Annual rates based on fewer than 20 cases or five-year average rates based on fewer than 4 cases per year are considered unstable because they have a large relative standard error (RSE). The RSE is the standard error as a percent of the measure itself. For age-adjusted incidence and mortality rates, the RSE is equal to 1÷ √cases. A RSE of 50 percent indicates that the standard error is half the size of the rate.

The RSE of an incidence or mortality rate is based on the number of cases or deaths, unlike the standard error and confidence intervals, which are based on both the number of cases and the size of the population.

Examples:

Suppose there are 20 testicular cancer deaths among males in New York State excluding New York City every year. The rate of testicular cancer deaths is 0.4 per 100,000 males, and the standard error is 0.09. The relative standard error is 22 percent.
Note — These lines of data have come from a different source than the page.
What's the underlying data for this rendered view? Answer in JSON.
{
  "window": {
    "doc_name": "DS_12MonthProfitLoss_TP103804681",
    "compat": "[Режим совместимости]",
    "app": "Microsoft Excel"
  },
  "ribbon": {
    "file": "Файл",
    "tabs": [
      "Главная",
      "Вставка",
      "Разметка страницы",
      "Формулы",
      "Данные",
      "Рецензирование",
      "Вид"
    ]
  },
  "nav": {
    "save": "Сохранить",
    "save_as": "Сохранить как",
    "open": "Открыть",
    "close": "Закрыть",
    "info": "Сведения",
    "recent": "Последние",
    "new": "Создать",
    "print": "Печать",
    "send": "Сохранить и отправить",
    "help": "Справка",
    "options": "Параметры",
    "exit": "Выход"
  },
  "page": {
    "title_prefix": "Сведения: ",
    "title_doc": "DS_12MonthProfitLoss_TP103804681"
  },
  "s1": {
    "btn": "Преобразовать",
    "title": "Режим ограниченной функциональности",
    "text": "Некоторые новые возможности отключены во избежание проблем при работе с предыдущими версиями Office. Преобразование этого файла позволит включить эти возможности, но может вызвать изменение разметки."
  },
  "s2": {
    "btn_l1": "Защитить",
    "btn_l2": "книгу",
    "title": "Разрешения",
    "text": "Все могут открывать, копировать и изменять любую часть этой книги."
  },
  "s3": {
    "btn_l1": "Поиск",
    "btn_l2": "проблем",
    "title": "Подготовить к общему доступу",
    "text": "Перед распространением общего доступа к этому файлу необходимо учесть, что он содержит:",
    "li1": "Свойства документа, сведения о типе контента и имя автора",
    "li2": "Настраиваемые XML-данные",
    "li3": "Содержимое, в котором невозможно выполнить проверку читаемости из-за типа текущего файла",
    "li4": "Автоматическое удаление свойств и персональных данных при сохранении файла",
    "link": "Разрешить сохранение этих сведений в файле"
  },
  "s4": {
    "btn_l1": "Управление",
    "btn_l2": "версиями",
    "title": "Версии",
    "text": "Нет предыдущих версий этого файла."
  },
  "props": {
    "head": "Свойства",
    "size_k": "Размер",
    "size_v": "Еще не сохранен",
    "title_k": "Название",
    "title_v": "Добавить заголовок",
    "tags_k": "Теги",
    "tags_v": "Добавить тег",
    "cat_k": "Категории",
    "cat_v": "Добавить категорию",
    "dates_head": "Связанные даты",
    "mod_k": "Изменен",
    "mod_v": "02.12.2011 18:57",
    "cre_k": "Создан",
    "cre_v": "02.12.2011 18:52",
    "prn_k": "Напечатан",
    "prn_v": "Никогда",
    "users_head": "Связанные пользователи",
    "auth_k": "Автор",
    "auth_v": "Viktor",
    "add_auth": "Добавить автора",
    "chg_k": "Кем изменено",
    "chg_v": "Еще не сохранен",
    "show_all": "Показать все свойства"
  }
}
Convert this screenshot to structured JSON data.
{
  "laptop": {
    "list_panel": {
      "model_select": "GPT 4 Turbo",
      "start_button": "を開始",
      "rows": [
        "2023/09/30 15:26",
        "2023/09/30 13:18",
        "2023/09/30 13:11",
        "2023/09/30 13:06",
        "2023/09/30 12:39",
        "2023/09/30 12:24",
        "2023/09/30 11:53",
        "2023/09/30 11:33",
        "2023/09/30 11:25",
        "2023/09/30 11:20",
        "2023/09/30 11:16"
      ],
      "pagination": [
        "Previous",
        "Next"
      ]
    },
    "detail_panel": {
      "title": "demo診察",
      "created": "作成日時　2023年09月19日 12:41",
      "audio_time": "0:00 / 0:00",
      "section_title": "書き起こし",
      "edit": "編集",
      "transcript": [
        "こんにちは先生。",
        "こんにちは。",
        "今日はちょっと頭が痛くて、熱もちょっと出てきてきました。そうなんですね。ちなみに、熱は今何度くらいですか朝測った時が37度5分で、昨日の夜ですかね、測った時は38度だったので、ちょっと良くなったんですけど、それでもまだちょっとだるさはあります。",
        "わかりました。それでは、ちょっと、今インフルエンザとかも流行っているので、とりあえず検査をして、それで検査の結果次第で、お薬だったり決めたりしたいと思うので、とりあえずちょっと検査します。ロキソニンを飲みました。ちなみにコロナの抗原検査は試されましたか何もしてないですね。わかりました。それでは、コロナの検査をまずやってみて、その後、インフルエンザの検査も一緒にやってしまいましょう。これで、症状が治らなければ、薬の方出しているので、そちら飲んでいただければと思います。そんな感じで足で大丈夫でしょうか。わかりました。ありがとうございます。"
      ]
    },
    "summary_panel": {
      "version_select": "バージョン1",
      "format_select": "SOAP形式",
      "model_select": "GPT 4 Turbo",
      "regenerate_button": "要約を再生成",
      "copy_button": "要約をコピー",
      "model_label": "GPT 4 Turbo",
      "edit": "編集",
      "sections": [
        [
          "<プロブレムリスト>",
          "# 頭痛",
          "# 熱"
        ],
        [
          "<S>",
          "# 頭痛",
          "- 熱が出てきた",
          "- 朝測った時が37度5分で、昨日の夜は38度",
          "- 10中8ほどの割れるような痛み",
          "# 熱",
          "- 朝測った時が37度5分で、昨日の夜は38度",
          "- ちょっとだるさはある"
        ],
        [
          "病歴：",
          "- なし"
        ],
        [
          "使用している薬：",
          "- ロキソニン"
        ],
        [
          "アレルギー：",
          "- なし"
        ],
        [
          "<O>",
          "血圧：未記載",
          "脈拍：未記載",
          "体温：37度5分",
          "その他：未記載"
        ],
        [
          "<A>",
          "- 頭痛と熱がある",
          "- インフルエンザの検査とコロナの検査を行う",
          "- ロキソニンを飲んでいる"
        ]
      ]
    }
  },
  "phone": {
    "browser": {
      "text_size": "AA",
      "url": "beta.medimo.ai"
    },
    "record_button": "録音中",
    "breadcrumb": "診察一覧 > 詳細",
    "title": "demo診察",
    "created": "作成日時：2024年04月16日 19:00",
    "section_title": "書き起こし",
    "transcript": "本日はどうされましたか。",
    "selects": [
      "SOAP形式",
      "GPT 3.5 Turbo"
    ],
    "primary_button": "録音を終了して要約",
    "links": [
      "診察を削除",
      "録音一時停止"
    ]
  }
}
If there are about 20 prostate cancer deaths among males in Orange County every year, the rate is 21.9 deaths per 100,000 males; the standard error is 4.8. Again, the relative standard error is 22 percent.

So, even though the standard error for the testicular cancer rate is much smaller than the standard error for the prostate cancer rate, both have the same magnitude relative to the rate itself. This means that when there are only a few cases or deaths, small changes in the number of cases or deaths have a much bigger effect than small changes in a large number of cases or deaths. In other words, going from 10 deaths to 20 deaths reduces the RSE from 32 percent to 22 percent, while going from 60 deaths to 70 deaths reduces the RSE from 13 percent to 12 percent. It is somewhere around 20 deaths that the curve seen in the chart starts to level out. Hence, rates based on fewer than 20 deaths, in the steep end of the curve shown, are highly variable and, for that reason, are unreliable.